British billionaire Sir Richard Branson has written an open letter warning of catastrophe if Virgin Australia collapses and leaves Qantas as the only major domestic airline.

On Monday, it was reported Virgin Australia would be heading into administration after the coronavirus pandemic dried up demand for flights.

“The brilliant Virgin Australia team is fighting to survive and need support to get through this catastrophic global crisis,” Branson wrote.

“If Virgin Australia disappears, Qantas would effectively have a monopoly of the Australian skies. We all know what that would lead to.”

His solution to the collapse is to ask for government bailouts, both for Virgin Australia and his airlines overseas.

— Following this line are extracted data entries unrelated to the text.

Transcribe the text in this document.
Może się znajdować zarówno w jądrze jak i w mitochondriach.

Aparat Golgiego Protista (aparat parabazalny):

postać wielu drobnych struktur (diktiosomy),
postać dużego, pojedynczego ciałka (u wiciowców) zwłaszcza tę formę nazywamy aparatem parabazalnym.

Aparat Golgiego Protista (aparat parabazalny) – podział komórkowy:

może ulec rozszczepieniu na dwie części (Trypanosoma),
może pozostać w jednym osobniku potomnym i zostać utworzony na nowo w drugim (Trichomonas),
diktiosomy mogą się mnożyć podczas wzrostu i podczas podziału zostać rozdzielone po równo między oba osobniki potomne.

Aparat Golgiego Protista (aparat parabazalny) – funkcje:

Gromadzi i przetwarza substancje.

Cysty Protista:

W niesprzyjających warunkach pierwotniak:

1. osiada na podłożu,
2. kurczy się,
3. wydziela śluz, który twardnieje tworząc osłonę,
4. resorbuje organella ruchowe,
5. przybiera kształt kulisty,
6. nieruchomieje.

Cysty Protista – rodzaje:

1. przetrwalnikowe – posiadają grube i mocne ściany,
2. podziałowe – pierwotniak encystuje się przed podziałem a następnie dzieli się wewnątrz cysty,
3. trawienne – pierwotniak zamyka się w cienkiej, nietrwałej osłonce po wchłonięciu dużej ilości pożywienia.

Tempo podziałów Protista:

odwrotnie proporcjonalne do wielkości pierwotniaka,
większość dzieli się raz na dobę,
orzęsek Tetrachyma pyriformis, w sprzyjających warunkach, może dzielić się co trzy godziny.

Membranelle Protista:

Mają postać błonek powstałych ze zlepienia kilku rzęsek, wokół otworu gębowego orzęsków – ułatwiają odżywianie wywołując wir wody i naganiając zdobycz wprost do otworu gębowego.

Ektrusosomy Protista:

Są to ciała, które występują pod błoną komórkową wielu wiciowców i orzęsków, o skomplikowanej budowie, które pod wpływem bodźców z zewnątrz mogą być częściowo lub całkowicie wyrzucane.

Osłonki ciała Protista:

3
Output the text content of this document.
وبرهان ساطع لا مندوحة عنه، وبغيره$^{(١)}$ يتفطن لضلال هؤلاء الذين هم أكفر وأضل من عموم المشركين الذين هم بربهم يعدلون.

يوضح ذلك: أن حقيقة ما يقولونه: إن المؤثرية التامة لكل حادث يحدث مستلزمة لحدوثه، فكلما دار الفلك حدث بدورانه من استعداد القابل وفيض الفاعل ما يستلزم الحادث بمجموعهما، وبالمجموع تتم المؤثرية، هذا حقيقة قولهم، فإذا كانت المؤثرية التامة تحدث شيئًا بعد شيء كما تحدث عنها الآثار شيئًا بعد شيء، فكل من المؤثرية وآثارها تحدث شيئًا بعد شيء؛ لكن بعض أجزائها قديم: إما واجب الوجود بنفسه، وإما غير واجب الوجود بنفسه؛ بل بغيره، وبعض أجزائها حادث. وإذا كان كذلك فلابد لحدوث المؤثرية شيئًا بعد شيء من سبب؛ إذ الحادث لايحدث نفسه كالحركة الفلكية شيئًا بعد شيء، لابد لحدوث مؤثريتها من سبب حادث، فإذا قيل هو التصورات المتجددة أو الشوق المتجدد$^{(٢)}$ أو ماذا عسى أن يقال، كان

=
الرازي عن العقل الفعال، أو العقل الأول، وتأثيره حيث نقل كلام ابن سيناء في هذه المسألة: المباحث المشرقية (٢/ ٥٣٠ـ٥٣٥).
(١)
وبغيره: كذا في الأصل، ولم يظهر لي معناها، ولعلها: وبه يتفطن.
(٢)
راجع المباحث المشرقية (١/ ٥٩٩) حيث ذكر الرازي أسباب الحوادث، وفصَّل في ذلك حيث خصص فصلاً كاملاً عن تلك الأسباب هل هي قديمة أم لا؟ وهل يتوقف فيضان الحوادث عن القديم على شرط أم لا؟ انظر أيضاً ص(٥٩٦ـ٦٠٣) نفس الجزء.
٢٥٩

“We will do everything we can to keep the airline going – but we will need government support to achieve that in the face of the severe uncertainty surrounding travel today and not knowing how long the planes will be grounded for,” he wrote.

“Without it there won’t be any competition left and hundreds of thousands more jobs will be lost, along with critical connectivity and huge economic value.”

Branson stressed he is not looking for a handout, but rather a commercial loan which will be paid back in full at a later date.

Virgin Australia employs around 10,000 people, and indirectly supports a further 6,000 jobs. The future of these employees remains in limbo.

In the letter, Branson also addressed criticism about his residence in the British Virgin Islands, a notorious tax haven that’s also home to Morgan Freeman and Google co-founder Larry Page.

He has not paid personal tax in his home country for the last 14 years.

“Joan and I did not leave Britain for tax reasons but for our love of the beautiful British Virgin Islands and in particular Necker Island, which I bought when I was 29 years old, as an uninhabited island on the edges of the BVI,” he wrote.

The comment comes as the governments of Denmark and Poland refuse to bail out companies linked to tax havens.